Following a steep decline in natural gas prices, the Energy Research Council’s (ERC) national benchmark price for an April 2017 electricity contract fell 1.5% last week to $0.0748 per kilowatt hour. The average benchmark price is now 2.2% below where it was a month ago.
The greatest decline in electricity prices last week occurred in Texas (-3.4%), Delaware (-3.0%), and New York (-2.2%). Month over month, the average benchmark electricity price has dropped most significantly in Texas (-7.1%), District of Columbia (-4.5%), and Delaware (-3.5%). The average benchmark price for electricity now ranges from a low of $0.0387/kWh in Texas to a high of $0.1055/kWh in Massachusetts.
February is ending as the warmest since 1950, and above-normal temperatures are forecast for most of March. Although a brief cooling trend has entered the short-term outlook, winter is no longer a factor affecting gas prices. Looking past the shoulder months, it is worth noting that 9 out of the top 10 warmest winters were followed by a hotter-than-normal summer. The current 10-year normal temperature is also near the 8th hottest summer since 1950. Unless another El Nino develops, we could see an abnormally large number of cooling-demand days this summer, which would tighten gas supply/demand going into next winter.
As mild weather continues, the April 2017 NYMEX natural gas contract dipped below the $2.721/MMBtu support level several times last week. At midday on the 27th, it had again dropped below the $2.70/MMBtu mark to the lowest price point since last April. The 2018-2025 natural gas Calendar Strips are also close to their all-time lows.
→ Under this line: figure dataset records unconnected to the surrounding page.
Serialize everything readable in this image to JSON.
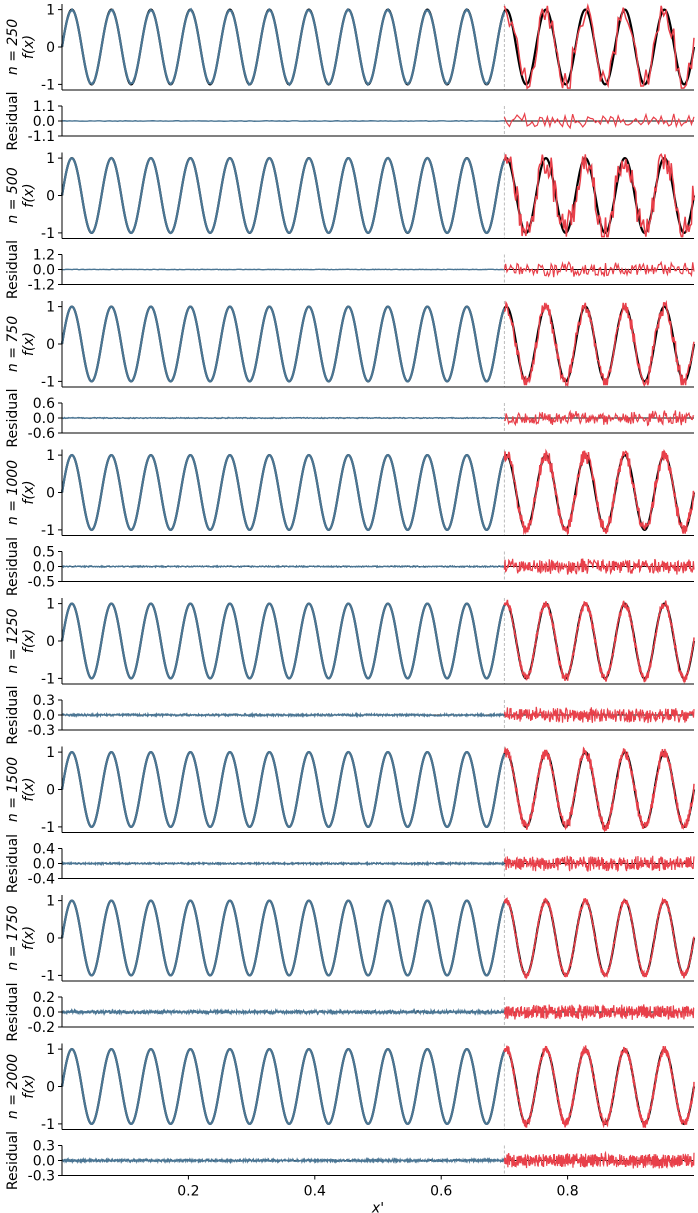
{
  "chart_data": {
    "type": "line",
    "signal": "sin(2*pi*16*x)",
    "x_range": [
      0,
      1
    ],
    "xlabel": "x'",
    "x_ticks": [
      0.2,
      0.4,
      0.6,
      0.8
    ],
    "x_tick_labels": [
      "0.2",
      "0.4",
      "0.6",
      "0.8"
    ],
    "split_x": 0.7,
    "colors": {
      "true_function": "#000000",
      "fit_train": "#4a7593",
      "fit_extrapolation": "#e8404a",
      "split_line": "#bbbbbb"
    },
    "function_ylabel": "f(x)",
    "residual_ylabel": "Residual",
    "function_y_ticks": [
      "-1",
      "0",
      "1"
    ],
    "panels": [
      {
        "row_label": "n = 250",
        "n": 250,
        "residual_ticks": [
          "1.1",
          "0.0",
          "-1.1"
        ],
        "residual_ylim": [
          -1.1,
          1.1
        ]
      },
      {
        "row_label": "n = 500",
        "n": 500,
        "residual_ticks": [
          "1.2",
          "0.0",
          "-1.2"
        ],
        "residual_ylim": [
          -1.2,
          1.2
        ]
      },
      {
        "row_label": "n = 750",
        "n": 750,
        "residual_ticks": [
          "0.6",
          "0.0",
          "-0.6"
        ],
        "residual_ylim": [
          -0.6,
          0.6
        ]
      },
      {
        "row_label": "n = 1000",
        "n": 1000,
        "residual_ticks": [
          "0.5",
          "0.0",
          "-0.5"
        ],
        "residual_ylim": [
          -0.5,
          0.5
        ]
      },
      {
        "row_label": "n = 1250",
        "n": 1250,
        "residual_ticks": [
          "0.3",
          "0.0",
          "-0.3"
        ],
        "residual_ylim": [
          -0.3,
          0.3
        ]
      },
      {
        "row_label": "n = 1500",
        "n": 1500,
        "residual_ticks": [
          "0.4",
          "0.0",
          "-0.4"
        ],
        "residual_ylim": [
          -0.4,
          0.4
        ]
      },
      {
        "row_label": "n = 1750",
        "n": 1750,
        "residual_ticks": [
          "0.2",
          "0.0",
          "-0.2"
        ],
        "residual_ylim": [
          -0.2,
          0.2
        ]
      },
      {
        "row_label": "n = 2000",
        "n": 2000,
        "residual_ticks": [
          "0.3",
          "0.0",
          "-0.3"
        ],
        "residual_ylim": [
          -0.3,
          0.3
        ]
      }
    ]
  }
}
Depressed by historically low gas prices, we are seeing the first year-over-year decline in gas production since 2005. Prolific Marcellus/Utica shale gas has been unable to offset production declines in other regions due to inadequate pipeline access into higher priced markets like New England and the Midwest. Nine new pipeline projects should begin to alleviate this problem and increase production toward the end of this year.
On the demand side of the equation, gas exports are projected to make up an increasing proportion of gas consumption going forward. Gas exports to Mexico have doubled since 2009 and are forecast to continue rising through at least 2020 as pipeline projects currently under construction are completed. By the end of 2017, twelve new natural gas pipelines are expected to be placed in service. In addition, power plant operators are expected to install 1,990 MW of new combined cycle natural gas power.
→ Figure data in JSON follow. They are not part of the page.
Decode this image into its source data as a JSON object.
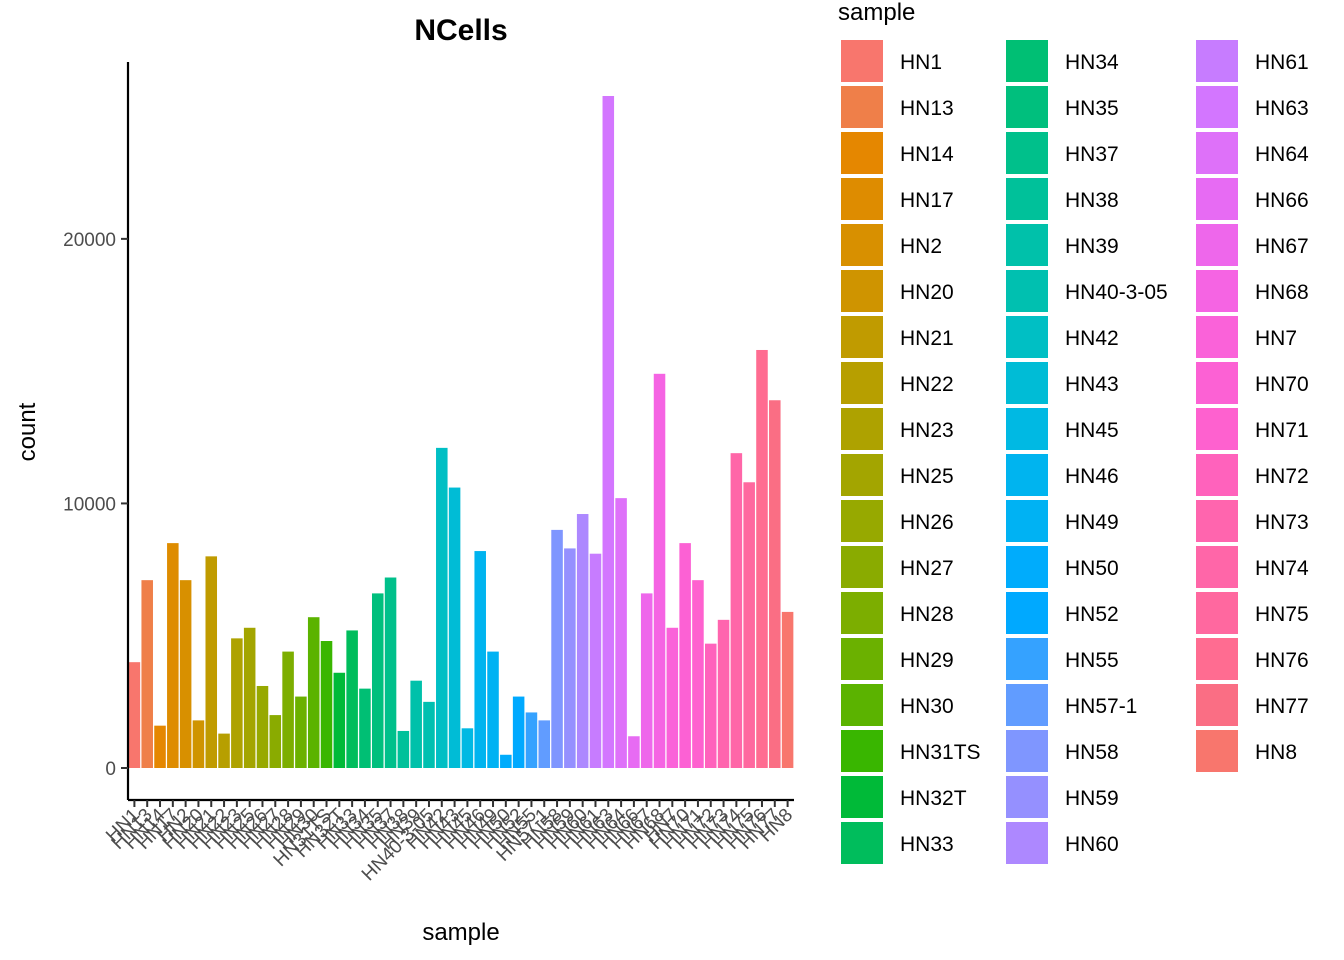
{
  "chart_data": {
    "type": "bar",
    "title": "NCells",
    "xlabel": "sample",
    "ylabel": "count",
    "ylim": [
      0,
      25500
    ],
    "yticks": [
      0,
      10000,
      20000
    ],
    "grid": false,
    "legend": {
      "title": "sample",
      "position": "right",
      "columns": 3
    },
    "categories": [
      "HN1",
      "HN13",
      "HN14",
      "HN17",
      "HN2",
      "HN20",
      "HN21",
      "HN22",
      "HN23",
      "HN25",
      "HN26",
      "HN27",
      "HN28",
      "HN29",
      "HN30",
      "HN31TS",
      "HN32T",
      "HN33",
      "HN34",
      "HN35",
      "HN37",
      "HN38",
      "HN39",
      "HN40-3-05",
      "HN42",
      "HN43",
      "HN45",
      "HN46",
      "HN49",
      "HN50",
      "HN52",
      "HN55",
      "HN57-1",
      "HN58",
      "HN59",
      "HN60",
      "HN61",
      "HN63",
      "HN64",
      "HN66",
      "HN67",
      "HN68",
      "HN7",
      "HN70",
      "HN71",
      "HN72",
      "HN73",
      "HN74",
      "HN75",
      "HN76",
      "HN77",
      "HN8"
    ],
    "values": [
      4000,
      7100,
      1600,
      8500,
      7100,
      1800,
      8000,
      1300,
      4900,
      5300,
      3100,
      2000,
      4400,
      2700,
      5700,
      4800,
      3600,
      5200,
      3000,
      6600,
      7200,
      1400,
      3300,
      2500,
      12100,
      10600,
      1500,
      8200,
      4400,
      500,
      2700,
      2100,
      1800,
      9000,
      8300,
      9600,
      8100,
      25400,
      10200,
      1200,
      6600,
      14900,
      5300,
      8500,
      7100,
      4700,
      5600,
      11900,
      10800,
      15800,
      13900,
      5900
    ],
    "colors": [
      "#F8766D",
      "#EF7F49",
      "#E58700",
      "#DE8C00",
      "#D89000",
      "#CF9400",
      "#C09B00",
      "#B79F00",
      "#AEA200",
      "#A3A500",
      "#97A900",
      "#8AAB00",
      "#7CAE00",
      "#6BB100",
      "#5BB300",
      "#39B600",
      "#00BA38",
      "#00BD5C",
      "#00BF74",
      "#00BF7D",
      "#00C08B",
      "#00C19A",
      "#00C1AA",
      "#00C0B0",
      "#00BFC4",
      "#00BCD6",
      "#00B9E3",
      "#00B4EF",
      "#00B2F3",
      "#00ACFC",
      "#00A9FF",
      "#35A2FF",
      "#619CFF",
      "#7F96FF",
      "#9590FF",
      "#AD88FF",
      "#C77CFF",
      "#D376FF",
      "#DE71F9",
      "#E76BF3",
      "#EE67EB",
      "#F564E3",
      "#FA62D9",
      "#FC61D4",
      "#FE61CF",
      "#FF62BC",
      "#FF65AE",
      "#FF66A8",
      "#FF689F",
      "#FF6C91",
      "#FA6E84",
      "#F8766D"
    ]
  }
}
In addition to Mexico, LNG exports are expected to expand rapidly over the next several years. By 2021, Sabine Pass and Cove Point (MD) will be joined by three other LNG export facilities with an operational export capacity of 9.2 billion cubic feet per day. As a result, LNG exports are expected to see an increase of 8.9 Bcf/d by 2020, up from roughly 2 Bcf/d currently.
James Moore, Ph.D., is CEO of the Energy Research Council (ERC). He has been CEO of several research companies, including TDC, a subsidiary of International Thomson; Highline Financial, a Thomson-Reuters company; and Mentis Corporation, which was acquired by Gartner Group. He has also served as Executive Director of The Global Futures Forum, an international think tank, and as Managing Director of Gartner Group’s Global Financial Services practice.
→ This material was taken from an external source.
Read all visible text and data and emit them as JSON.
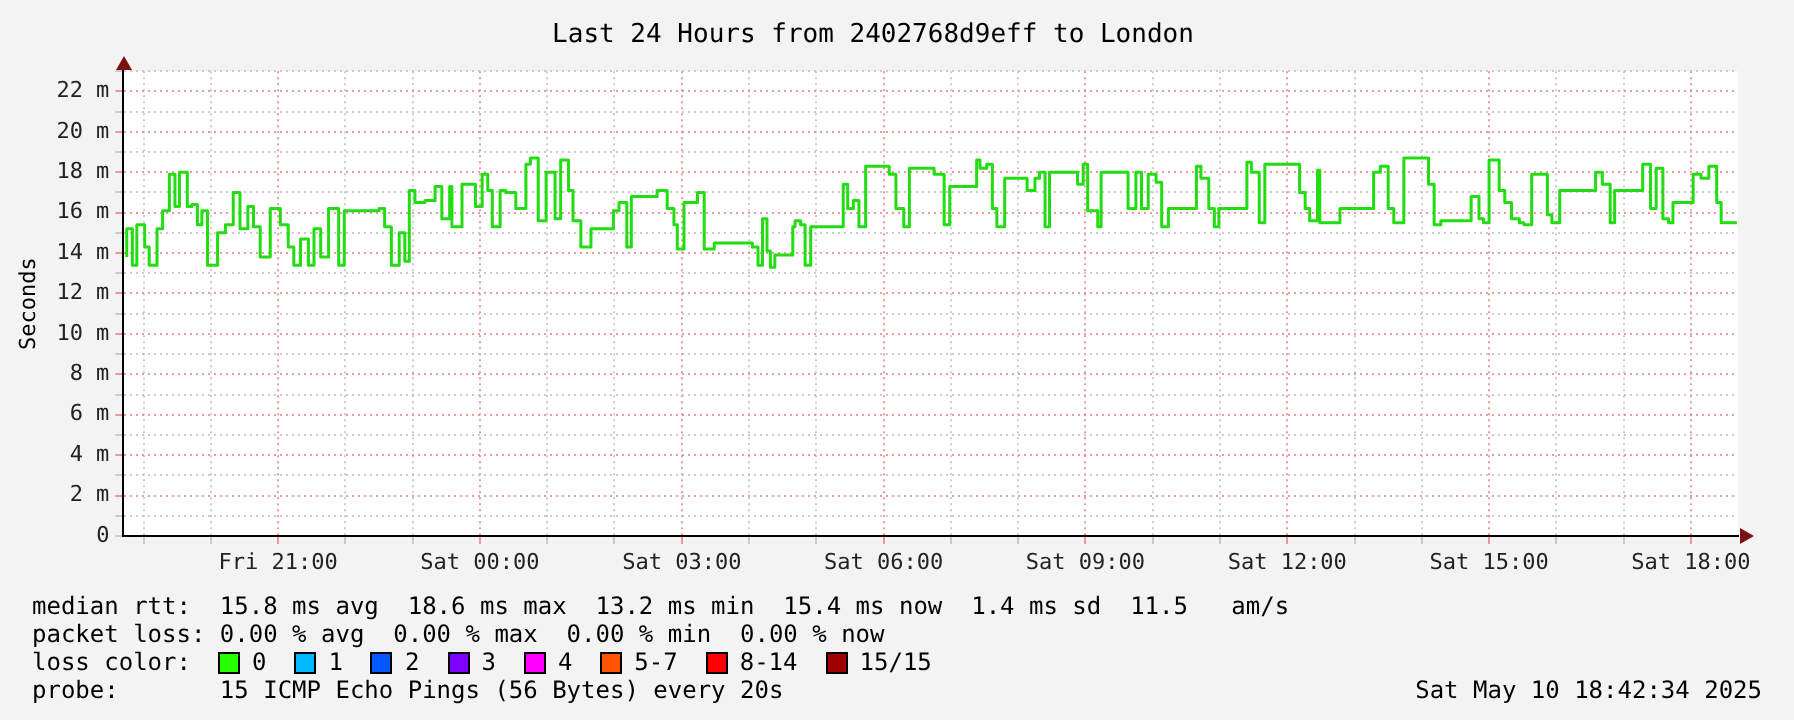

* ERC electricity price benchmarks are derived by: 1) aggregating daily matrix prices issued by many electricity suppliers across General Service tariff rate classes for each electric utility; 2) averaging each utility’s price benchmark together for a state-level benchmark; and 3) averaging state-level benchmarks across five business days to create weekly average price benchmarks, based on next month’s start date, for commercial customers with an annual usage of up to one million kWh. The high level of correlation between matrix and custom pricing makes ERC price benchmarks a reliable measure of how prices are trending, and the direction and velocity at which prices are changing week-over-week and month-over-month. This is similar to how the S&P and Dow measure the rate and direction of change in stock market prices over time.